Monday, February 17, 2020

"The Blue Max" (1966) Has Merit

As part of a downsizing project eight years ago I purged most of my pre-recorded VHS tapes. I've never been a big collector of movies -- my DVD library is fairly small -- but the fact is I had accumulated around 70 tapes:

The Blue Max (1966) An underrated epic. Three or four years ago I rewatched it after a prompt from a friend who had himself reappraised the film. He was right. The screenplay is superior, not typical of a 'roadshow' picture, I find. There is the brand of spectacle usually found in the form -- in this case fabulous flying and combat scenes -- but also present is a lot of human-based machinations, the kind that might have impressed the Bard. These finely wrought narrative streams roll to a satisfying climax.

Star George Peppard, while much too old at the time to be playing a fighter pilot (those guys were in their early to mid twenties), is believable as a man who will stop at nothing to get the big prize: The Blue Max, the "Pour le Mérite". Ursula Andress, James Mason, Jeremy Kemp, and Karl Michael Vogler give fine support. As for tech credits, cinematographer Douglas Slocombe and composer Jerry Goldsmith fly high. (What is typical of a blockbuster film is the staffing of top people, in front of and behind the camera. More often than not this loading of talent does not translate into a great movie, or an okay one, even if the individual contributions can be spotlighted and raved about.)

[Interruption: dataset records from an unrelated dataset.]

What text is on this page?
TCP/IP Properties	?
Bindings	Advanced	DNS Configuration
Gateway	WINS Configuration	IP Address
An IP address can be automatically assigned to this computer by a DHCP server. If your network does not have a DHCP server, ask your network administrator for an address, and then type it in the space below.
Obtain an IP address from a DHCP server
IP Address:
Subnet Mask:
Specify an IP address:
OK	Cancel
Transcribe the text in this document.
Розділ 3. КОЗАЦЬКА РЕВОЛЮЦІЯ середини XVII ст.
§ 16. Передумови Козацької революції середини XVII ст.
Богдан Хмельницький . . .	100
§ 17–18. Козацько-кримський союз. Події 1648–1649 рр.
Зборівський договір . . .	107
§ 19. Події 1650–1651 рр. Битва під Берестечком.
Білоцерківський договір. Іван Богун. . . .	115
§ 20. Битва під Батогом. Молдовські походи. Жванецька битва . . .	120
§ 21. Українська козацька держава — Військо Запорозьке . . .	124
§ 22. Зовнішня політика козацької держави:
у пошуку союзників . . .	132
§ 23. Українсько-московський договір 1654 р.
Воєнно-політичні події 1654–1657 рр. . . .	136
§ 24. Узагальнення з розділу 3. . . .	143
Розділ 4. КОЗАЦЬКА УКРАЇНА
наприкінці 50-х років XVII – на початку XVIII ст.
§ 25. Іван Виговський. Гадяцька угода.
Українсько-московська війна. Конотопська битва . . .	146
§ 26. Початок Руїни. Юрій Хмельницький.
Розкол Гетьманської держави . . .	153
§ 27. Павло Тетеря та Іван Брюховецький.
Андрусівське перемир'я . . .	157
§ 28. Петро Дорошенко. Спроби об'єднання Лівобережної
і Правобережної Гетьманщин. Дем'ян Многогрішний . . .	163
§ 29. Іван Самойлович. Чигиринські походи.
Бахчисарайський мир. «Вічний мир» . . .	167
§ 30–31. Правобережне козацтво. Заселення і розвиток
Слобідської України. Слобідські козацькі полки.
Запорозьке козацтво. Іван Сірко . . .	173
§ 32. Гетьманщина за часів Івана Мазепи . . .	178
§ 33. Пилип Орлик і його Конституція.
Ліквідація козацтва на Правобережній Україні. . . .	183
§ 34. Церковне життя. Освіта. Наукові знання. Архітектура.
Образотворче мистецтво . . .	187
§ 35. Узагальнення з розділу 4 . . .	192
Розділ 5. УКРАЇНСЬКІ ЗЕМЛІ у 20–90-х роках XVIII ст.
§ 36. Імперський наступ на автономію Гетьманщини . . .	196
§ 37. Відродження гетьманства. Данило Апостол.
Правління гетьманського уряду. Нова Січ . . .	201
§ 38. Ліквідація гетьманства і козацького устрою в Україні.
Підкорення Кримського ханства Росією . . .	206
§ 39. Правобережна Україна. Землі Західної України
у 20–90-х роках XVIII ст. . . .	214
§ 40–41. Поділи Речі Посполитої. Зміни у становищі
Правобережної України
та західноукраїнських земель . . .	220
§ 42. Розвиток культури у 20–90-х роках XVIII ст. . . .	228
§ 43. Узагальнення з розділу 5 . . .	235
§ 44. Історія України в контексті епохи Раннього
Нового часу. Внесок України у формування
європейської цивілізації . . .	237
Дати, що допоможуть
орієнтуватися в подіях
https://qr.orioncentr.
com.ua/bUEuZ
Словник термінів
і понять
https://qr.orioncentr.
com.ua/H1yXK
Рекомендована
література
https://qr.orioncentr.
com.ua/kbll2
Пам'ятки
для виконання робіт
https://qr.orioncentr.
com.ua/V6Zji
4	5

Some of the film's highlights: The balloon-busting sequence; a game of "chicken", with contributions from a bridge; Peppard and Andress; the clash of Allied and German soldiers, complete with visceral hand-to-hand combat (which film critics had somehow not known about when they raved about Steven Spielberg's Saving Private Ryan); and James Mason's 'big stamp' (it packs a punch).

The Blue Max deserves a spin on DVD or Blu-ray....


The above was first posted as "My VHS Purge: The Blue Max" on March 4, 2017.